Each city, each part of the country is going to have different expectations for what driving should look like. Nashville really is not that bad, but I suggest we put aside our partisan differences and generate some policies that will move us forward together as a country.
First of all: cell phones. I actually have no problem with people driving while on cell phones if you know it doesn't affect your driving, which is just not possible. In fact, I feel rather strongly that texting while driving is considerably safer than talking because you can take breaks to steal glances at the road, instead of having steadily divided attention.
The second safety precaution, obviously, is to prohibit female drivers. There is an old, never-repealed Tennessee law decreeing that if a female did drive an automobile, there had to be at least two men walking outside the vehicle, waving red flags to alert other drivers of the danger. Seriously, look it up. Now those were some politicians who knew how to protect and serve the citizens.
Now the third general principle, which I was certain everyone was aware of until recently driving through Georgia, is to drive on the right, pass on the left. “Passing on the left” does not mean idling along about three miles under the speed limit, at the same rate as the truck in the right lane.
Outside these principles, there are some guidelines: As someone from the Northeast, I'd love to see people in Nashville adopt a little bit more liberal approach to horn use. I don't believe this includes blasting your horn after someone cruises through a freshly red light. They're gone. And they know what they did. All you've accomplished is freaking out the safe drivers around you. And drivers do freak out in response to a horn, but this could be modified through a gradual, light introduction of the horn, For example, in scenarios such as when the light has turned green or when you're about to simultaneously cut someone off while flipping them the bird.
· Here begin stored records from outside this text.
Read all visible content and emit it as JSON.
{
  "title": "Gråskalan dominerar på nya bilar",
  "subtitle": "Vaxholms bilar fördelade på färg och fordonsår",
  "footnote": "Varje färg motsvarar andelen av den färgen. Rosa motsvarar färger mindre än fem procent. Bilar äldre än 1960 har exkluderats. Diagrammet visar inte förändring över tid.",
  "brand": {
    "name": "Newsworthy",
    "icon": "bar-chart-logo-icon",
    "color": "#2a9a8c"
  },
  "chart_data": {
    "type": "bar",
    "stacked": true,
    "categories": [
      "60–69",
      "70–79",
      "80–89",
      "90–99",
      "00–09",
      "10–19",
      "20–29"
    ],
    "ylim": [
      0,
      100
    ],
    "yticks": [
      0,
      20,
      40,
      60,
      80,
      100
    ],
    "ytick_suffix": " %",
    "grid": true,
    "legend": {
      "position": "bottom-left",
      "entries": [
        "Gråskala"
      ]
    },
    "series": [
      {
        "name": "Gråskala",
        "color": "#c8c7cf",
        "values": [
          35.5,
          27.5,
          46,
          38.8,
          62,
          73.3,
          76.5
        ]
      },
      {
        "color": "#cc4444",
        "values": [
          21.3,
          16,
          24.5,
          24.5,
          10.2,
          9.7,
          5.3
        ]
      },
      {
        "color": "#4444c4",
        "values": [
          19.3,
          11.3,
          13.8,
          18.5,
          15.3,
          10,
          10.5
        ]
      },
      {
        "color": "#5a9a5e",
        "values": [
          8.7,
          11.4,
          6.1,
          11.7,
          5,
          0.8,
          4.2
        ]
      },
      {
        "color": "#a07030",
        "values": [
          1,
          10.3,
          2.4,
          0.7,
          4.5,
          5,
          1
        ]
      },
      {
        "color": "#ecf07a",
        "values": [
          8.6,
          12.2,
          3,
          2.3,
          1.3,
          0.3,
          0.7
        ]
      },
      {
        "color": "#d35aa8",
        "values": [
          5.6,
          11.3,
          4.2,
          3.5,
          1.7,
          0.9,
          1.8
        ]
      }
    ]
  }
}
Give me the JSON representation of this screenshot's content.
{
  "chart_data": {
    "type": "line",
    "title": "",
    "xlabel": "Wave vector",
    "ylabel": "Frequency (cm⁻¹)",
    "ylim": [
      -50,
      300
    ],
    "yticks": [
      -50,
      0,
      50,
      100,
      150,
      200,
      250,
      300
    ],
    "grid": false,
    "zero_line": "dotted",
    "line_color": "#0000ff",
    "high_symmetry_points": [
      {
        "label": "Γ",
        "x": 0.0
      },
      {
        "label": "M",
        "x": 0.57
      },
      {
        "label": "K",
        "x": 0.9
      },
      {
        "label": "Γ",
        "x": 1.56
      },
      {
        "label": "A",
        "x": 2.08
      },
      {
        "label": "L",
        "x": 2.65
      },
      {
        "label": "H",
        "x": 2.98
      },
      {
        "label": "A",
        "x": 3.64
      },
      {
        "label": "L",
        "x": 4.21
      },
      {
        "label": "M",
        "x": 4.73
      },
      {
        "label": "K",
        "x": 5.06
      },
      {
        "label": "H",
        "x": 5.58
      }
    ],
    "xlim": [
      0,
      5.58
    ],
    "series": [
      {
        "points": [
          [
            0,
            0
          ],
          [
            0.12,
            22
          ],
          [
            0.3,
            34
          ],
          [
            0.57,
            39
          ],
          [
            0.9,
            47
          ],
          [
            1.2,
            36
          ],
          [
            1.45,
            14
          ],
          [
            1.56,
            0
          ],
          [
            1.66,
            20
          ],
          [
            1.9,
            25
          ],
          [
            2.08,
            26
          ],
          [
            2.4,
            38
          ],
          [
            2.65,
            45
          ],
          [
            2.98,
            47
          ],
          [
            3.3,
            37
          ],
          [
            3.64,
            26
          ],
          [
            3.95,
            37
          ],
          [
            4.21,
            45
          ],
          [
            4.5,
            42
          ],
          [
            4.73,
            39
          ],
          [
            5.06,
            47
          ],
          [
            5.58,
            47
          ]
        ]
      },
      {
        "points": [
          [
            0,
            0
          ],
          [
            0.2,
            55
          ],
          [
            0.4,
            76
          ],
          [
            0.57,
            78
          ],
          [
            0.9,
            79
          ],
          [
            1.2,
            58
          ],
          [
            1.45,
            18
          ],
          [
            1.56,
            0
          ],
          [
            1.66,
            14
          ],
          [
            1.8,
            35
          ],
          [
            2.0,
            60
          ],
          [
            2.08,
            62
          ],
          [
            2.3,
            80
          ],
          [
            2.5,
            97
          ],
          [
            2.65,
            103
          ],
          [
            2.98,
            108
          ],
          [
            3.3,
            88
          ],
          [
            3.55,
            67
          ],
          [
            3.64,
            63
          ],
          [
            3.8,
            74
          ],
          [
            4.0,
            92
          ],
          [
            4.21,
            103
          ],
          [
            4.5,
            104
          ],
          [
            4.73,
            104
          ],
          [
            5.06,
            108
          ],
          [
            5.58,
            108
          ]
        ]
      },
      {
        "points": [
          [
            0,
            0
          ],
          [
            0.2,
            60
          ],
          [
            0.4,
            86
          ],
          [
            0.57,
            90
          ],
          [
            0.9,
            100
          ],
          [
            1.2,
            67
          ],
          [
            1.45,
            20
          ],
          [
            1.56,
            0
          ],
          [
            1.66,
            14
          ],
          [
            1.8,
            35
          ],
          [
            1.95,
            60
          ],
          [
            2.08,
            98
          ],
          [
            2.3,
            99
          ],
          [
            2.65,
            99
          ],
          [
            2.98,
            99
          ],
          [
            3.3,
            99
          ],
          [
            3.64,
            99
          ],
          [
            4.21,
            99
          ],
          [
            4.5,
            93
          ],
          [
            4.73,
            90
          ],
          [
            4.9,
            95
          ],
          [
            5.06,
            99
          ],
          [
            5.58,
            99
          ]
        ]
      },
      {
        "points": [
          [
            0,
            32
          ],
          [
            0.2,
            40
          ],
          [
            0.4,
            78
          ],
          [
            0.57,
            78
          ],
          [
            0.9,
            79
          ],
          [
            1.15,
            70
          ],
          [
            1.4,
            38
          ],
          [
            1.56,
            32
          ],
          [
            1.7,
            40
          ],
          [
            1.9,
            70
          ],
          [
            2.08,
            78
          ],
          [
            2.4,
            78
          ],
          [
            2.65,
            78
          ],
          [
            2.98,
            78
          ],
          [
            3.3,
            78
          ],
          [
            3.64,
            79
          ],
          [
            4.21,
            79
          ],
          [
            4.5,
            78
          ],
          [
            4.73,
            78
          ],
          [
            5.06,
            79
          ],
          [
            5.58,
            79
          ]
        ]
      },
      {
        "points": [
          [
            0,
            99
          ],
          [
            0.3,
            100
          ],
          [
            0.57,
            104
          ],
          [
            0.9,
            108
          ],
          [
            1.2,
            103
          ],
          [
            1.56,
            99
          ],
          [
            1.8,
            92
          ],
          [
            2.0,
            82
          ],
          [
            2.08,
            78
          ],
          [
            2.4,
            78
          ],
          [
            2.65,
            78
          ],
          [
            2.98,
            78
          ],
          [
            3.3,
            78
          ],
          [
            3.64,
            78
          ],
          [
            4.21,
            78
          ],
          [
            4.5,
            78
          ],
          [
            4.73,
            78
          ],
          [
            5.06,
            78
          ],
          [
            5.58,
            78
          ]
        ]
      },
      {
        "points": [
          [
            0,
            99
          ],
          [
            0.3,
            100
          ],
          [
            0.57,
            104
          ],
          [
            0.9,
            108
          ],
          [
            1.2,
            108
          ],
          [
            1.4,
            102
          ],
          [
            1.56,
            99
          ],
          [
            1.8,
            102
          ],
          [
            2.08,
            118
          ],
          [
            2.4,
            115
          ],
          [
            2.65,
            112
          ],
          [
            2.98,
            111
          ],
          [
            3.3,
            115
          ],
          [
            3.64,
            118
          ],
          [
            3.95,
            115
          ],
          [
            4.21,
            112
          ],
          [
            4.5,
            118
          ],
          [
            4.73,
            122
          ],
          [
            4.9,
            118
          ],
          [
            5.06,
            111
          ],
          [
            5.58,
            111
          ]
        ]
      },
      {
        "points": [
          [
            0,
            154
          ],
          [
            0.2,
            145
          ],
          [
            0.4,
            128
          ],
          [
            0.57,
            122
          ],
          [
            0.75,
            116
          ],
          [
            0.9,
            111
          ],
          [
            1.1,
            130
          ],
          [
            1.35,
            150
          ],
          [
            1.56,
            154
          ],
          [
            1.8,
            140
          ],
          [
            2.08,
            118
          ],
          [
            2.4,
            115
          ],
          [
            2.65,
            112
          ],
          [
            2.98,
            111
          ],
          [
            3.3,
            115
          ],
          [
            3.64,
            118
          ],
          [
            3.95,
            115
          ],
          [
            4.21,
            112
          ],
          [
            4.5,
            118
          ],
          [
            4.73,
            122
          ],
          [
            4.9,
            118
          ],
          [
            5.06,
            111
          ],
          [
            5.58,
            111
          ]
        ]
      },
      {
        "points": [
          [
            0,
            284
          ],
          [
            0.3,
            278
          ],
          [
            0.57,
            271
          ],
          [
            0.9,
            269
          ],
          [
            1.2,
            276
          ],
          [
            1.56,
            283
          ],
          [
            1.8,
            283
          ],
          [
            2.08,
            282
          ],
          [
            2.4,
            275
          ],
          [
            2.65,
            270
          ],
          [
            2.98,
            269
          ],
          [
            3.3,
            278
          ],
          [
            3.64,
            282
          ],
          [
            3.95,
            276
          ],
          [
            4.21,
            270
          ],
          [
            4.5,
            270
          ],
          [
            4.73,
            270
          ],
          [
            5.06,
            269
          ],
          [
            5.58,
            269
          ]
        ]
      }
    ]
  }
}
This brings us to our next topic: car decorations. There are basically two groups of people here — one who believes a car is a means of transportation and the other who believes it is a vital extension of his or her identity and will make or break his or her success in life. The latter may use bumper stickers, window stickers, vanity plates and bring up his car in conversation when no one there has expressed any interest in driving somewhere. Among the decorators, there are two particularly frustrating sub-groups. We have the political soapbox decorator who can best express his ideals by pasting them all over his car in catchy phrases. These may be mixed in with stickers for political candidates who lost several years ago. After all, studies have shown that 60 percent of voters make their decision based on how often they see a candidate’s sign on other people's cars or yards. The second is the fake baseball stuck in the window. What is this!? What are you trying to say here — that you park dangerously close to ballparks? Isn't your rear vision continually obstructed? It's not funny or clever or even logical. You just have a fake baseball on your rear windshield.